O bisavô tocava harmónios, o avô concertina e o pai seguiu com o acordeão pelas festas da região de Castelo Branco. Todos tocavam “de ouvido”.
Miguel, 42 anos, seguiu as pisadas da família, aprendeu a tocar em casa na infância, mas formou-se como músico no Conservatório Regional de Castelo Branco para poder também lecionar.
O facto de ser músico profissional e de sempre ter vivido da música não lhe garante apoio do Estado enquanto artista.
“Recebi apenas um pequeno apoio, no ano passado, durante seis meses, mas como trabalhador independente que viu a sua atividade parada, bloqueada pela pandemia, não como artista, em específico. Daí nada! Não vi nenhuma porta aberta nesse sentido para mim”, contou o acordeonista, em entrevista à agência Lusa.
Pela mão de um amigo encontrou trabalho nas obras públicas de França, destino tradicional de emigração de uma grande parte das populações do interior do país.

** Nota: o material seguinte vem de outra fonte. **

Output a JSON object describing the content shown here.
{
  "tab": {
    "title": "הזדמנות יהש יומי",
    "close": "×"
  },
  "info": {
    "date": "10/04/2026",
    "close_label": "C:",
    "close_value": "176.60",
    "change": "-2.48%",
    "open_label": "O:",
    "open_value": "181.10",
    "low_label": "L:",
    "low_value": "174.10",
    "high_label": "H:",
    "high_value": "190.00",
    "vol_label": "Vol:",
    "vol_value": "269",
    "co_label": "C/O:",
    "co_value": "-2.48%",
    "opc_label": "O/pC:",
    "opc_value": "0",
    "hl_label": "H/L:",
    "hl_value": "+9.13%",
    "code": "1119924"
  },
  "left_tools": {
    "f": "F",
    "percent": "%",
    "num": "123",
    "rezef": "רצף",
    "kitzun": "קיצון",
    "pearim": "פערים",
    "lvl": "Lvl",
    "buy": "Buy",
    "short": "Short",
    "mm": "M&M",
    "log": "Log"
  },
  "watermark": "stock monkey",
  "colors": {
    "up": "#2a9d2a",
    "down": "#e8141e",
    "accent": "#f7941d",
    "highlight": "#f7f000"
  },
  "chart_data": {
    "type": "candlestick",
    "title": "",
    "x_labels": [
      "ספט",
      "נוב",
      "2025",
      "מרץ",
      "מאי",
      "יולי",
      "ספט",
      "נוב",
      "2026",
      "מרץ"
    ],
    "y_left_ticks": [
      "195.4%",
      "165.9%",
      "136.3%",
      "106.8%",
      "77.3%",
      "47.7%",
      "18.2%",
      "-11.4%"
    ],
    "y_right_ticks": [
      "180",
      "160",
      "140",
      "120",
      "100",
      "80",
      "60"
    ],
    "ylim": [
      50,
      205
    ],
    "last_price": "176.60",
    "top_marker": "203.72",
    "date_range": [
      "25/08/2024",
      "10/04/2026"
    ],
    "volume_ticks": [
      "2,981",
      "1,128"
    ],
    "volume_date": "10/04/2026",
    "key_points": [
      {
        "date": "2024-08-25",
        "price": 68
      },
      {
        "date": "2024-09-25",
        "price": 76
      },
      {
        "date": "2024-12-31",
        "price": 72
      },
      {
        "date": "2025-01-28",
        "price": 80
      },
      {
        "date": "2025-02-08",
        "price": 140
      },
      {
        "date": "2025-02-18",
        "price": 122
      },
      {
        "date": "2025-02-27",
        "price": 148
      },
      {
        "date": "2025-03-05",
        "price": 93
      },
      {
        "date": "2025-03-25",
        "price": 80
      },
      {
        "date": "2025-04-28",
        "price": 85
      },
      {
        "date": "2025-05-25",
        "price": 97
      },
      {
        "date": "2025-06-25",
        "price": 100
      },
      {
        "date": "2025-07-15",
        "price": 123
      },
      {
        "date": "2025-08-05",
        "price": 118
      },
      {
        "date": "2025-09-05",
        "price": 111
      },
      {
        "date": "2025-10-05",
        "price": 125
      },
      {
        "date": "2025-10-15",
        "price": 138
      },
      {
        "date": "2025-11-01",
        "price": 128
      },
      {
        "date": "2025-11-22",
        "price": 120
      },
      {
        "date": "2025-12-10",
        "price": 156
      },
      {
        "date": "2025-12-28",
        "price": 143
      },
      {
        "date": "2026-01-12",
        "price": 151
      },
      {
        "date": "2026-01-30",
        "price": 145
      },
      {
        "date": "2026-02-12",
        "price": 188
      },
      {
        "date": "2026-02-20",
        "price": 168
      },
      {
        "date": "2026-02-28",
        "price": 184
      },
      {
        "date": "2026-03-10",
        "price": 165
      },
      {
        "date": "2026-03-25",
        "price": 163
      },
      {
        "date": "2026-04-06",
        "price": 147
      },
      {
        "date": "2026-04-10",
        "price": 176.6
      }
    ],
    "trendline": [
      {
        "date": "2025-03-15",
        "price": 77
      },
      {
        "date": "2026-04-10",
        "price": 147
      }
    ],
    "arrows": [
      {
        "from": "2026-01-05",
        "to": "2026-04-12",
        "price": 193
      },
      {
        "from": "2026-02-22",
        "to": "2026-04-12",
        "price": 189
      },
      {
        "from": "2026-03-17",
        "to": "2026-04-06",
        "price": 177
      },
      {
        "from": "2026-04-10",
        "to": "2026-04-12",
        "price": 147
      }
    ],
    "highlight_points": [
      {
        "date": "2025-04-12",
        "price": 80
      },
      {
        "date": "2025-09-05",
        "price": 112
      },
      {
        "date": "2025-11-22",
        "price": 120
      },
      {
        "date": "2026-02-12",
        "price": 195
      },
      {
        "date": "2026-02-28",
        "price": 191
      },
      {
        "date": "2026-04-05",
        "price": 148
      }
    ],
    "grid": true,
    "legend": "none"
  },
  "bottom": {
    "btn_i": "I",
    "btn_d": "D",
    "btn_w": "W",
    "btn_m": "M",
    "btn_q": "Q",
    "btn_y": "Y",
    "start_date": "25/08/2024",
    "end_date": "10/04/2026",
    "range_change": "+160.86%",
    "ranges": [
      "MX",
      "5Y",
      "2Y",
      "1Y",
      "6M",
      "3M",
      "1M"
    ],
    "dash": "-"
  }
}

“Vivia totalmente da música. Paralelamente às festas, dava aulas de música. Com esta situação da pandemia, as coisas tornaram-se complicadas. Vimos a nossa situação parada de um dia para o outro”, assumiu.
Dos contactos que tinha em França, onde atua para as comunidades portuguesas há mais de 20 anos, surgiu inicialmente a ideia de aí desenvolver um projeto para uma escola de música. Porém, também em França a pandemia alterou as oportunidades.
“Houve um amigo que me convidou para trabalhar com ele e tenho estado a trabalhar em França numa área que não tem rigorosamente nada a ver com a música, mas pelo menos mantém-me ocupado e vou ganhando algum dinheiro, porque as despesas mantêm-se, os impostos mantêm-se também. Tenho de continuar a pagar os meus impostos, mesmo sem ganhar”, afirmou.
A última faturação que fez como músico foi em fevereiro do ano passado: “Há mais de um ano que não tenho um cêntimo de rendimento da música, que não passo uma fatura, que não faço uma festa”.
Além de tocar músicas tradicionais do cancioneiro popular português e temas de outros artistas, Miguel Agostinho compõem e tem discos gravados. Entre os originais que editou, a música “Sou Beirão” retrata na letra o que era ainda um caminho que não imaginava traçar: “Sou da Beira, sou Beirão/Deixei cá meu coração/Numa aldeia junto à serra...”.
A partida aconteceu em setembro. “Não tinha planos para ir. Fui mesmo por causa da pandemia. Andei a aguentar, a aguentar, naquela esperança de que as coisas iam melhorar mais dia menos dia, mas a tendência que houve foi para piorar e não para melhorar”, disse.
Enquanto artista, Miguel Agostinho define-se como alguém que tem “uma enorme paixão” pelo que faz. “Gosto de transmitir essa paixão às pessoas, gosto de chegar aos arraiais, de ver as pessoas a dançar”, expressou, com entusiasmo.
Um entusiasmo que já não faz questão de transmitir aos filhos. “Tenho instrumentos em casa para eles tocarem, gosto que desenvolvam um bocadinho, mas não os vejo com muita vontade de levar as coisas para um nível profissional e sinceramente, depois de ter passado por isto que passei e estou a passar, de momento, não tenho nenhuma vontade de puxar mais por eles, de os incentivar, de forma nenhuma”, assegurou.
Das comissões de festas, dos amigos e admiradores tem recebido mensagens de apoio.
Natural de Cardosa, uma aldeia do concelho de Oleiros (Castelo Branco), Miguel Agostinho toca a solo, mas não raras vezes partilha o palco com o pai, hoje dedicado à iluminação e ornamentação dos arraiais.
“As pessoas gostam sempre de ver pai e filho lado a lado. O meu pai é muito conhecido aqui na região, desde que andava de motorizada, com o acordeão às costas a fazer por aí bailaricos e casamentos”, recordou.
Voltar aos arraiais é, por agora, apenas um desejo. “O que sabemos é que fomos os primeiros a parar e vamos ser os últimos retornar”, frisou.
Na primeira oportunidade regressa a Portugal: “Estou cheio de vontade. Embora ainda esteja fora do país é mesmo por necessidade, não por uma opção direta, se estou é porque fui obrigado a isso e não quero de forma nenhuma deixar esta carreira musical”.
Para o futuro, apenas uma certeza. A próxima festa há de ser “uma grande festa”.